The news that the Department of Posts has set out to try and start a bank is balm to this writer, who has been arguing for it for more than five years. The post office savings bank has huge deposits (totalling Rs 3.7 lakh crore at end-2009-10, nearly half of banking leader SBI’s) but also makes huge losses (net deficit 94 per cent of revenue in an exceptional pay commission award-burdened year, and 61 per cent in the more normal previous year, 2008-09). My logic was: give the operation the autonomy of a bank and encourage it to pay for itself.
Today there is more reason to make the change. After 20 years of reforms and miserable progress on the human development front, the powers that be are convinced that the fruits of growth have to be taken to those bypassed, mostly in villages. And the largest and most far-reaching network of the government is the postal set-up, with nearly 140,000 rural post offices and, aside from regular employees, 270,000 part-time, extra-departmental employees nicely named “grameen dak sewaks”.
Fortunately, the post office has been changing for several years now. It first got the strategy consultants McKinsey to work out a vision and road map towards reinvention, essential when the letter, the heart of the traditional post office, is rapidly disappearing. The department now has a new logo that signals that post office interiors have a new format, with prescribed appropriate furniture — and, critically, computers. It is on its way to connecting all “departmental” post offices through a core banking solution. (Getting all the rural branches hooked up will be an altogether different challenge.)
There are two reasons why the department has taken so long to try to change. One, leadership quality — it hardly gets its leaders from among those who top the civil service exams. Two, the Union finance ministry has had a vested interest in keeping the post office the way it has always been. Funds garnered by it are not its own. The exercise is done on behalf of the government, for a fee. The deposits have gone towards funding the fiscal deficit of the states and the Centre. Small savings account for 20 per cent of outstanding central liabilities. Within this, there is a lot of year-to-year variation. During 2000-11, the rate of growth of small savings has fluctuated between 22.2 per cent in 2004-05 and -1.4 per cent in 2008-09.
It can be said that the post office savings bank does not get depositors out of its own effort. They walk in because of better (administered) returns and tax advantages. That is why collections fluctuate according to whether banks’ deposit rates appear more or less attractive at a given moment. This happens because, while banks and the entire financial sector have moved to market-determined rates which fluctuate according to the signals of monetary policy, small savings rates have been kept stable so as to encourage steady savings by common folks.

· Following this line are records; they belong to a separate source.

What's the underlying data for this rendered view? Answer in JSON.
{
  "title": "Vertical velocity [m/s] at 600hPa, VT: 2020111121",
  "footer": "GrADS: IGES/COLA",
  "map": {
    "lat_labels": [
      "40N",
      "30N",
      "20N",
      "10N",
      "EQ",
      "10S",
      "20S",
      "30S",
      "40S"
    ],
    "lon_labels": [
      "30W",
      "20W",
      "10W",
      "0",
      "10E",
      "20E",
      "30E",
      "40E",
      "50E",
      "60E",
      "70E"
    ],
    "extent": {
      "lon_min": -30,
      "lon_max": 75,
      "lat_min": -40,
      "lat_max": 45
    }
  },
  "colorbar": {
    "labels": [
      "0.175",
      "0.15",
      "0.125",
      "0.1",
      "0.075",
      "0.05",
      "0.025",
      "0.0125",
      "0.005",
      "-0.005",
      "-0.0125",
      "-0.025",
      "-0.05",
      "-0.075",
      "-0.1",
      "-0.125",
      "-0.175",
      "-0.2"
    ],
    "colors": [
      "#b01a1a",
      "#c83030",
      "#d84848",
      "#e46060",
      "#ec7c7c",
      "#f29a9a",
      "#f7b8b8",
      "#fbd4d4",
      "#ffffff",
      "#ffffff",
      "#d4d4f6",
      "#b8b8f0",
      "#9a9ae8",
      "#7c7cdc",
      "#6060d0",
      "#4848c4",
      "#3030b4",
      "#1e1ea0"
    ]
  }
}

That is why if the post office is allowed to own a bank, then all the outstandings under small savings (excluding those garnered by banks) may not remain with the new entity. Some will; only 16 per cent of postal deposits compete directly with banks. So an enormous amount of thought, structuring and effort will be needed to make the new entity a success and fulfil its developmental role.
The bank will have to become an efficient deposit taker and provider of basic financial services, like payments and remittances. For this it will have to take core banking to rural areas, where it is today scarce, and dot the countryside with ATMs. To increase footfalls and fulfil its true purpose of making itself and the post office of tomorrow the centre of rural activity, it will have to be the provider of last resort of e-governance services. The virtuous cycle will come when the typical rural employment guarantee labourer will get his payments through the post office bank — and then make it his piggy bank, the keeper of his small but precious savings.
The big issue will be what the bank will do with the savings it will hopefully generate. To begin with, it will have to remain a very narrow bank, parking its deposits in high-yielding long-term government securities, or infrastructure paper. A key option will be to park also with National Bank for Agriculture and Rural Development (Nabard), for on-lending to the microfinance sector. In fact, Nabard can float a special type of paper or certificate of deposit for the bank to park its funds profitably.
If the bank has to face a challenge greater than knowing what to do with its money, then it will be about human resources. It will be a stupendous challenge to run a rural bank with the latest IT and in an innovative manner. Truly outstanding leadership will be required to create the extended family to run this bank — not just public-private partnership, but something out of the box. Maybe invite social entrepreneurs like Nachiket Mor to take on a leadership role? This will not be easy, considering the trouble the prime minister has had to face to enable Nandan Nilekani to make a successful lateral entry. The postal bank must not, after all, become just another bank.